Daha sonra bir çocukla daha flörtüm oldu. Onunla da iki üç haftalık sevgiliydik artık. Başka birisi bana ilgi. Göstermeye başladı. Çok tutkulu hissediyordum. Diğerinden ayrıldım ben başkasından etkilendim diye. Bu da kısa süreli bi ilişkiydi henüz yolun başındayken diğerini tercih ettim bitirdim.
Ben açık sözlü davrandım ama aldatma aldatmadır bence. Sadece bu yalanları sürdürmedim ve tak diye bitirdim o yüzden vicdanım hep rahattı.
Daha sonra kader mi dersiniz karma mı dersiniz ne dersiniz bilmiyorum. Son ilişkimde çok kazık yedim. Onunla gelecek göremediğim için ayrılmıştım. 2 senelikti o da. Ben ayrıldıktan ertesi gün başkasıyla birlikte olduğunu gördüm.
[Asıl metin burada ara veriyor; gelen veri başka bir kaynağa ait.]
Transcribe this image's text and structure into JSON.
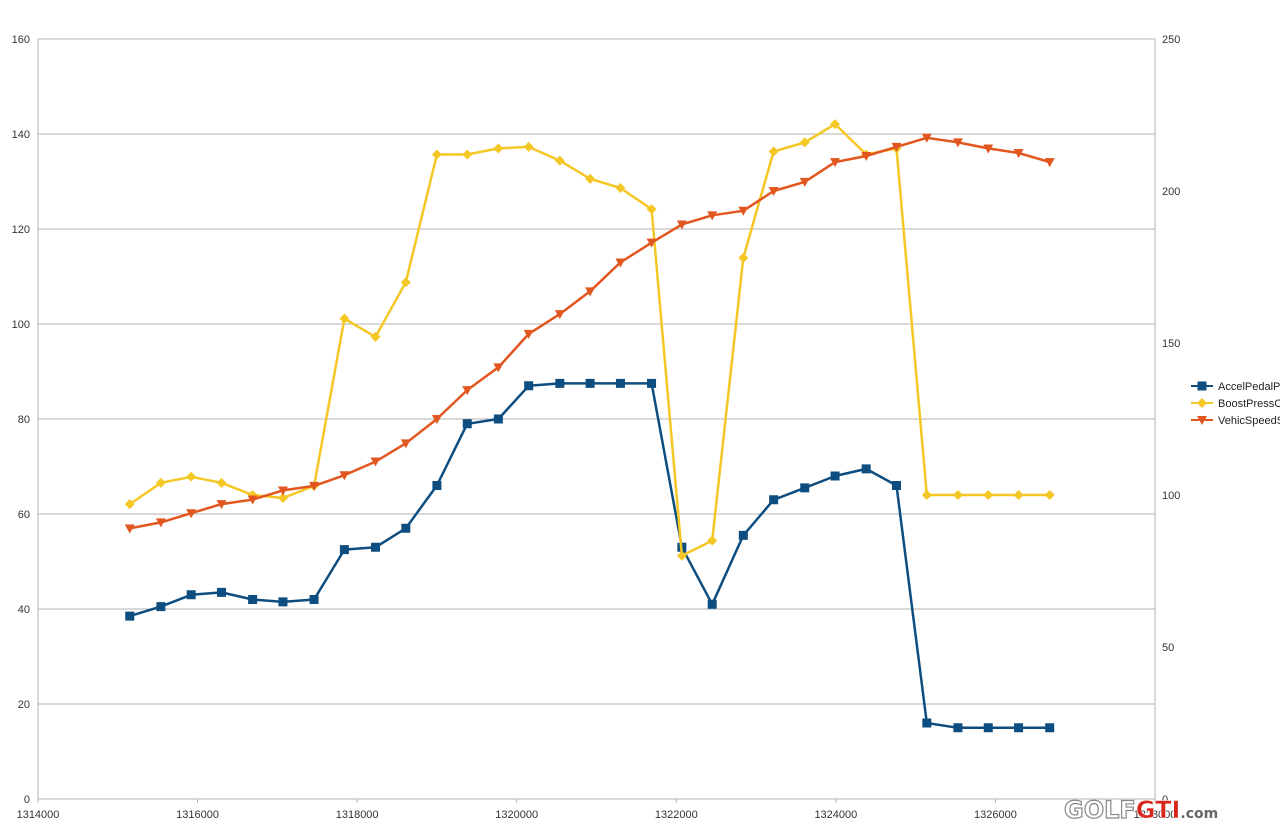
{
  "chart_data": {
    "type": "line",
    "title": "",
    "xlabel": "",
    "ylabel": "",
    "x": [
      1315150,
      1315540,
      1315920,
      1316300,
      1316690,
      1317070,
      1317460,
      1317840,
      1318230,
      1318610,
      1319000,
      1319380,
      1319770,
      1320150,
      1320540,
      1320920,
      1321300,
      1321690,
      1322070,
      1322450,
      1322840,
      1323220,
      1323610,
      1323990,
      1324380,
      1324760,
      1325140,
      1325530,
      1325910,
      1326290,
      1326680
    ],
    "xlim": [
      1314000,
      1328000
    ],
    "xticks": [
      "1314000",
      "1316000",
      "1318000",
      "1320000",
      "1322000",
      "1324000",
      "1326000",
      "1328000"
    ],
    "ylim_left": [
      0,
      160
    ],
    "yticks_left": [
      "0",
      "20",
      "40",
      "60",
      "80",
      "100",
      "120",
      "140",
      "160"
    ],
    "ylim_right": [
      0,
      250
    ],
    "yticks_right": [
      "0",
      "50",
      "100",
      "150",
      "200",
      "250"
    ],
    "grid": true,
    "legend_position": "right",
    "series": [
      {
        "name": "AccelPedalP",
        "axis": "left",
        "color": "#0e4d7f",
        "marker": "square",
        "values": [
          38.5,
          40.5,
          43,
          43.5,
          42,
          41.5,
          42,
          52.5,
          53,
          57,
          66,
          79,
          80,
          87,
          87.5,
          87.5,
          87.5,
          87.5,
          53,
          41,
          55.5,
          63,
          65.5,
          68,
          69.5,
          66,
          16,
          15,
          15,
          15,
          15
        ]
      },
      {
        "name": "BoostPressC",
        "axis": "right",
        "color": "#f5c724",
        "marker": "diamond",
        "values": [
          97,
          104,
          106,
          104,
          100,
          99,
          103,
          158,
          152,
          170,
          212,
          212,
          214,
          214.5,
          210,
          204,
          201,
          194,
          80,
          85,
          178,
          213,
          216,
          222,
          212,
          214,
          100,
          100,
          100,
          100,
          100
        ]
      },
      {
        "name": "VehicSpeedS",
        "axis": "right",
        "color": "#e2561f",
        "marker": "triangle-down",
        "values": [
          89,
          91,
          94,
          97,
          98.5,
          101.5,
          103,
          106.5,
          111,
          117,
          125,
          134.5,
          142,
          153,
          159.5,
          167,
          176.5,
          183,
          189,
          192,
          193.5,
          200,
          203,
          209.5,
          211.5,
          214.5,
          217.5,
          216,
          214,
          212.5,
          209.5
        ]
      }
    ]
  },
  "watermark": {
    "part1": "GOLF",
    "part2": "GTI",
    "part3": ".com"
  }
}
Hesapları bende açıktı ama unutmuş bende açık kaldığını. Neyse sonra benle barışmak istedi benim bildiğimi farkedince. Vicdan azabı heralde. Halbuki ben ayrılmıştım. Ama o geri döndü. Onun yaptığı aldatmak değildi, ama bilemiyorum belki benleyken de o kızla görüşmüş olabilir. Bunu hiç öğrenemedim. Bana çok fazla yalanlar söyledi, daha sonrasında ben aldatıldığıma dair bir kaç şey yakaladım. Çok kötü aylar geçirdim. Bazen karma acısını çıkardı diyorum. Nişana bi kaç hafta kala ayrıldık ben düzeltmeye uğraştım o istemedi falan.. yemeden içmeden kesildim. Yaptıklarımın acısı çıkmış olabilir.
Not: şuan nişandan döndüğüm kişiyle hala görüşüyoruz.